Она никогда не чувствовала себя уютно, ночуя в городской квартире, претендующей на то, чтобы именоваться домом, но оформленной в духе роскошной стерильности — вроде «люкса» фешенебельного отеля, где идеально оборудованная кухня практически не используется, а диваны и кресла в сверхэлегантной гостиной никогда не примяты. Хотя у Неда здесь была своя комната, она не вызывала у него желания остаться. На столике в холле Карен заметила букет свежих цветов, составленный со знанием дела и помещенный в высокую восточную вазу, которой она раньше не видела. Рядом лежала аккуратная стопка нераспечатанных конвертов и записка Тому от уборщицы Эльвиры. После двух-трехдневного отсутствия у Карен появлялось чувство, что она внедрилась в чью-то чужую жизнь.
Она сбросила туфли и пошла наверх, ведя рукой по перилам лестницы, круто поднимавшейся вдоль обшитой деревом стены холла высотой в два этажа, стараясь не встречаться с лакированными взглядами тех, кого Том называл своими лжепредками.

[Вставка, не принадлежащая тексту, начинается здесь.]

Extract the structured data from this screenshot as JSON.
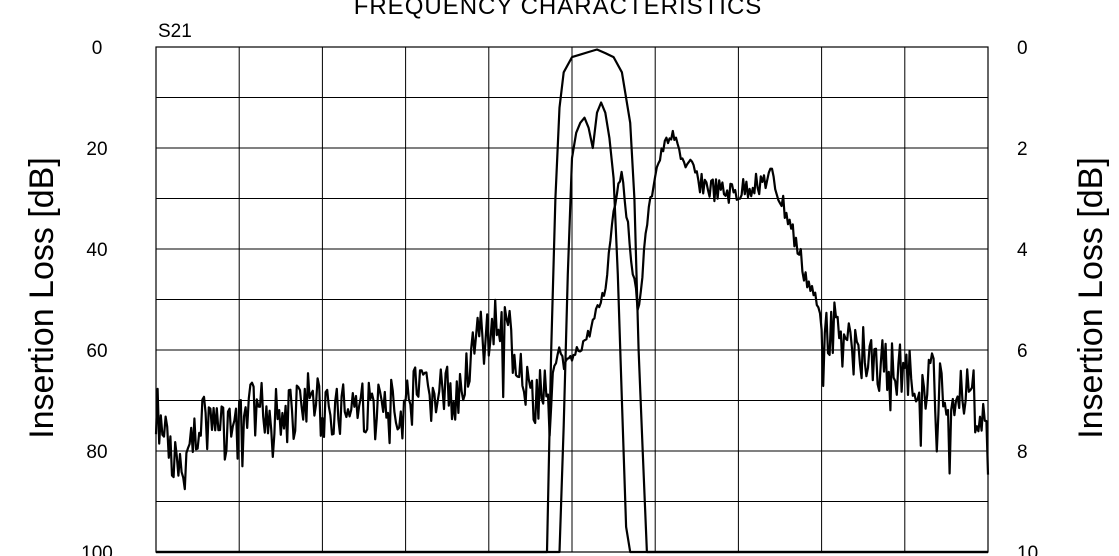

Стены были, как в мастерской художника, снизу доверху увешаны портретами, которые Том с его первой женой штабелями скупали на аукционе. Том утверждал, что ему любопытны люди на картинах. Верхом наслаждения, с упоением трактовал он всякий раз, когда у них собирались гости, было бы обнаружить какой-нибудь старый семейный фотоальбом, дошедший до нас из глубины веков, а не десятилетий. Для Карен они были скорее немыми свидетелями.
На площадке она стянула футболку и с некоторым вызовом бросила ее на богато украшенные резьбой перила балюстрады. Она еще не думала, что надеть. Том только вчера вечером объявил ей, что она должна сопровождать его на благотворительном вечере в Публичной библиотеке. Обычно он не ставил ее перед фактом. В других обстоятельствах она, возможно, нашла бы в себе силы сказать, что ей не хочется туда идти: тащиться в Нью-Йорк в самый разгар дня, оставить Неда одного в такое время!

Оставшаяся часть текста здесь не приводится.